Introduction #
How do you evaluate a model after choosing it? And how do you keep tracking its performance after deployment? These two questions have bothered me for a long time. The LLM landscape is insanely competitive right now, with new models dropping every month and benchmark rankings flying around everywhere. But there’s often a huge gap between benchmark scores and real-world business performance. You deploy a model, the accuracy sits at 60%, and you have no idea why. Is it the model? The data? The labeling?
I spent a long time figuring out both evaluation/selection and performance tracking, and I realized they’re really two phases of the same pipeline: first, use systematic evaluation to pick the model that best fits your business, then use continuous performance tracking to make sure the model actually delivers in production. Today I’m writing down this complete methodology, covering everything from evaluation frameworks and metrics systems to the closed loop of continuous optimization.
The Starting Point: Not the Best Model, but the Right One #
Let’s get one thing straight: the goal of evaluation is not to find the “best model,” but to find the model that best fits your business scenario. These are completely different things.

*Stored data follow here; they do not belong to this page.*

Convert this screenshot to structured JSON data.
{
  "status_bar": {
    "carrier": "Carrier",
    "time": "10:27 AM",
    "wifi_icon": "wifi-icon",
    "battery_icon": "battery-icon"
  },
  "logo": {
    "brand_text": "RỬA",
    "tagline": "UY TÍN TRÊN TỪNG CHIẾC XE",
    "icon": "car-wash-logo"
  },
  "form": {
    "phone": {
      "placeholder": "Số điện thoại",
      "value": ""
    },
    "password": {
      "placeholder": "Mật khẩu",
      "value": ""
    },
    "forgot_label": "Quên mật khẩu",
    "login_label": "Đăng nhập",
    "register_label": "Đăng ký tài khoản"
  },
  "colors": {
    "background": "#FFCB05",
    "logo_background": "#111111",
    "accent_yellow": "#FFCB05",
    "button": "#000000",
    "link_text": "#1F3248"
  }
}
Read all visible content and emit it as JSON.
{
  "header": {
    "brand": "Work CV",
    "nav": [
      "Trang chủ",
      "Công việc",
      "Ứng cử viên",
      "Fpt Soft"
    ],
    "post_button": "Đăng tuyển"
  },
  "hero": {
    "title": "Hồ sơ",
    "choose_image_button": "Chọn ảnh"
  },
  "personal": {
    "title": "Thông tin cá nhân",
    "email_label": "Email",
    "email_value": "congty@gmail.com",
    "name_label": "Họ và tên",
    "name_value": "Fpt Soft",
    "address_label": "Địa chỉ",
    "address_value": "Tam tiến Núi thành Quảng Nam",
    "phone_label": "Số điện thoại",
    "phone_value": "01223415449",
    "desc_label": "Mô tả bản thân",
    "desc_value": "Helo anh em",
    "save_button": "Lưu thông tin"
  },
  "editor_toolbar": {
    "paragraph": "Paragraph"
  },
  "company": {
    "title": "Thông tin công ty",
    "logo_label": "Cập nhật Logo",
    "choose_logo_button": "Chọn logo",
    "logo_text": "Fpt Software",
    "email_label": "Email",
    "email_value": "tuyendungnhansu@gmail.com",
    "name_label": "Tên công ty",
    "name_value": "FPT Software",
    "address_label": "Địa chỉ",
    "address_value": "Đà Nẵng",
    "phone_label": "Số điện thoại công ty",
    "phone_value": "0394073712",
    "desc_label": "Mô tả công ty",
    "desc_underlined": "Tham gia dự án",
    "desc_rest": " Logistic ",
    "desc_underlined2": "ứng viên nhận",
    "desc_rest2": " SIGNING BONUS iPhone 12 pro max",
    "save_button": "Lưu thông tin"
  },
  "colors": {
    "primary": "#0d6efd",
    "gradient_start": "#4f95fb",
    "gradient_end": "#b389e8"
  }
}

A model might crush every benchmark out there, but if it falls apart in your vertical domain (say, legal contract review or medical diagnosis), then it’s not a good model for you. Conversely, a small model that’s been fine-tuned for your specific use case and costs a fraction to run might be your best choice.
So the core logic of evaluation is: select the most suitable model for your business scenario at the lowest possible cost. This requires a systematic evaluation plan.
SuperCLUE Benchmark: Convenient but Not Transparent Enough #
SuperCLUE1 is a widely followed evaluation benchmark in the AI space. It tests models with 660 questions across dimensions like image quality, consistency, creativity, and complex adaptability. For product managers, its value lies in providing objective evaluation data at low cost. You don’t need to run evaluations yourself; just check the leaderboard to get a rough sense of where mainstream models stand.
But it has an obvious limitation: the evaluation data is not open-source. You can only see the final rankings, not how each model performs on individual questions. This means you can’t drill down into whether a model is strong or weak on the dimensions you actually care about. You lack specific case evidence for technical reports. And you can’t do attribution analysis, figuring out why a model got a particular question wrong.
Think of SuperCLUE like a university ranking. You know Tsinghua and Peking University are at the top, but you can’t tell which one has the better computer science program for your specific needs. For precise selection, you need to dig into specific dimensions.
Open-Source Evaluation: EvalScope in Practice #
What do you do when SuperCLUE doesn’t give you enough detail? You turn to open-source evaluation tools. The core value of open-source evaluation is that it’s reproducible, decomposable, and attributable. Using industry-standard open datasets, the entire evaluation pipeline is transparent, and you can trace every answer back to the original question.
But open-source evaluation has a pain point: high barrier to entry. It involves massive datasets, statistical scripts, and metric calculations. Just getting the evaluation pipeline running can take forever.
EvalScope[^2] (built on the FlagEval open-source framework) exists to solve this problem. It provides three key capabilities:
Automated evaluation. The entire pipeline is cleanly packaged: install dependencies, configure the text encoder, select datasets, run the script. No need to write evaluation code manually or download and process datasets one by one.
Visual reports. After about 20 minutes of evaluation, you get a visual report with diagnostic conclusions. Instead of cold spreadsheets, you get graphical comparative analysis showing exactly where each model excels and where it falls short.
Attribution analysis. This is the most valuable part. It doesn’t just tell you the score; it tells you why the model got that score. Which types of questions did it get wrong? Is the reasoning ability insufficient, or is the knowledge coverage incomplete? Does it perform worse in Chinese or English?
With attribution analysis, you can make targeted decisions: switch models, fine-tune for specific scenarios, or adjust your prompt strategy. Here’s a concrete example: suppose you’re building a legal Q&A product. Evaluation shows Model A has a higher overall score than Model B, but attribution analysis reveals Model A has a 40% error rate on “legal reasoning” questions, while Model B only has 15%. If you only looked at total scores, you’d pick Model A. But with attribution analysis, Model B is the clear winner.
Evaluation in Practice: Four Steps #
Beyond tools, here are some practical guidelines.
Define Your Evaluation Dimensions #
Don’t run a full evaluation right out of the gate. First figure out what matters most for your business:
- Accuracy-first (medical diagnosis, legal consulting): focus on knowledge accuracy and reasoning ability
- Fluency-first (content creation, marketing copy): focus on language quality and creative ability
- Stability-first (customer service chatbots): focus on output consistency and format compliance
- Cost-first (high-concurrency scenarios): focus on token consumption and inference speed
Build a Business-Specific Evaluation Set #
General leaderboards are just references. The most convincing evaluation uses your own business data. Sample representative questions from real user interactions, manually label gold-standard answers, and create your own evaluation set. This beats any general benchmark.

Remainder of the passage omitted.